Kaila means the world to me and I wanted to learn more about her Native American background.
I focused on language.
During my fall semester, I read an article called Gee you don't seem like an Indian from the
reservation, by Barbara Cameron. The article starts off mentioning the Lakota (a Native American
language) word for white. Wasico is the word. It designates white people. Just like white people
designate everyone else who isn't white. The author discusses ways in which Native Americans have
had to assimilate into white culture.
Tradition, culture, language, it's stripped from them. Their land, it has been and continues to be stripped
from them. White people like to interject when they feel something isn't right or it could be better.
BUT THAT'S NOT HOW IT SHOULD BE.
Alienation and assimilation are two common words used to describe contemporary Indian people.
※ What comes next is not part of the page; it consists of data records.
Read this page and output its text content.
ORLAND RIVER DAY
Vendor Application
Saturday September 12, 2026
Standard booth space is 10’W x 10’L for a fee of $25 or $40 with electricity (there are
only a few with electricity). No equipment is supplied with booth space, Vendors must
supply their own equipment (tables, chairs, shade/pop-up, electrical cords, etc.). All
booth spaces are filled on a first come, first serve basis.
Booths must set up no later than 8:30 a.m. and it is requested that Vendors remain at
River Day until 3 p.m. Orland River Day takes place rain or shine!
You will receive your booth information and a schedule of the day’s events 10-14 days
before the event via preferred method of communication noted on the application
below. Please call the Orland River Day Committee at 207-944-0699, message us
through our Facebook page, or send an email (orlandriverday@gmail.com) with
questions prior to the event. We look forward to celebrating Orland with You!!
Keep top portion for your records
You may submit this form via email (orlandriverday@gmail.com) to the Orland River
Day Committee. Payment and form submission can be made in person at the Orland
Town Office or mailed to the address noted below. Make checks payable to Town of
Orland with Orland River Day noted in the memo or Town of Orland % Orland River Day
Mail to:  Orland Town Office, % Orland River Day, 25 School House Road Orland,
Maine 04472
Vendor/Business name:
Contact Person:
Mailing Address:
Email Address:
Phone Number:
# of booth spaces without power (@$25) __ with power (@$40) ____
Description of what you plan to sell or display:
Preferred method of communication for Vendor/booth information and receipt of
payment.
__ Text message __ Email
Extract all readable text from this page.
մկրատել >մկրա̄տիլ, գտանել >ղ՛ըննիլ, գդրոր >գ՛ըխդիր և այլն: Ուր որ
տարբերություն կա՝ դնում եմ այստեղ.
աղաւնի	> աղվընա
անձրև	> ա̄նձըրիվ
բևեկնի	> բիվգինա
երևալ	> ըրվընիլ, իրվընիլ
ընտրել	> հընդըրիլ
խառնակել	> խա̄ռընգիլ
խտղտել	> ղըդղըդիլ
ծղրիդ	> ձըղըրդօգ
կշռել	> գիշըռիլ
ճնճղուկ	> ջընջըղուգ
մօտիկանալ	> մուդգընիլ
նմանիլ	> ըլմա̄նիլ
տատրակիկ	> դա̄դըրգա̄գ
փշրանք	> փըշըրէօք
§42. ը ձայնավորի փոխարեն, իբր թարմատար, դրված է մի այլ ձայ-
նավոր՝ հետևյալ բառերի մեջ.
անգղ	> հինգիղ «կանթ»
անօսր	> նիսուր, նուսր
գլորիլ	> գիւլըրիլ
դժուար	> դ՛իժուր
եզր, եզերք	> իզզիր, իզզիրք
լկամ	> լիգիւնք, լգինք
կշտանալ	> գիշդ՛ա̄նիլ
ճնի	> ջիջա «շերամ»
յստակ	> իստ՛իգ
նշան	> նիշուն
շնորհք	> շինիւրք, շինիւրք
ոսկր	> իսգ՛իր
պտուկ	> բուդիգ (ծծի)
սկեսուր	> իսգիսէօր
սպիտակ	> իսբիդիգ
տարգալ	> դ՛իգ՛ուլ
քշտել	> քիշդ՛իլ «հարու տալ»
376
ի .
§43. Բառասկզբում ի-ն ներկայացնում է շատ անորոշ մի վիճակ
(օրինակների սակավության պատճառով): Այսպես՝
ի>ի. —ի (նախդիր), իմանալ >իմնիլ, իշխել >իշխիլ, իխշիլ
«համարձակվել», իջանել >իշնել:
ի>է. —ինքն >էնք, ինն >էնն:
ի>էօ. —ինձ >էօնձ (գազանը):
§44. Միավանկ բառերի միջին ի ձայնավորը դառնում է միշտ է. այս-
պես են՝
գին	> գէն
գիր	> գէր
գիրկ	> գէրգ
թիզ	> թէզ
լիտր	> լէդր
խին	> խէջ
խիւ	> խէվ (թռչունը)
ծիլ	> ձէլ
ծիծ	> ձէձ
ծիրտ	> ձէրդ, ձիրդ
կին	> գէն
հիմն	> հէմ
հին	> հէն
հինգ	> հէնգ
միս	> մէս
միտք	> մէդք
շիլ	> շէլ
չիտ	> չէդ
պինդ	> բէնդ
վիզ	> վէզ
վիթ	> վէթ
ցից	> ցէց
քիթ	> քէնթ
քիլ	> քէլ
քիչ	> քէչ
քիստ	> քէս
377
I've come to despise those two words because what leads to alienation and assimilation should not
be so concisely defined. The alienation or assimilation that I manifest is often in how I speak
-Barbara Cameron
Language is so important for cultural purposes and cultural appropriation has deprived Native Tribes of
this. They, the powerful white folk, expect the indigenous people to accommodate them and know their
language. We should use language to show our understating of other cultures and lives. Instead of
thinking Native Americans aren't articulate, let's use embrace different languages and different dialects
to enable connections with other people and make sense of our experience.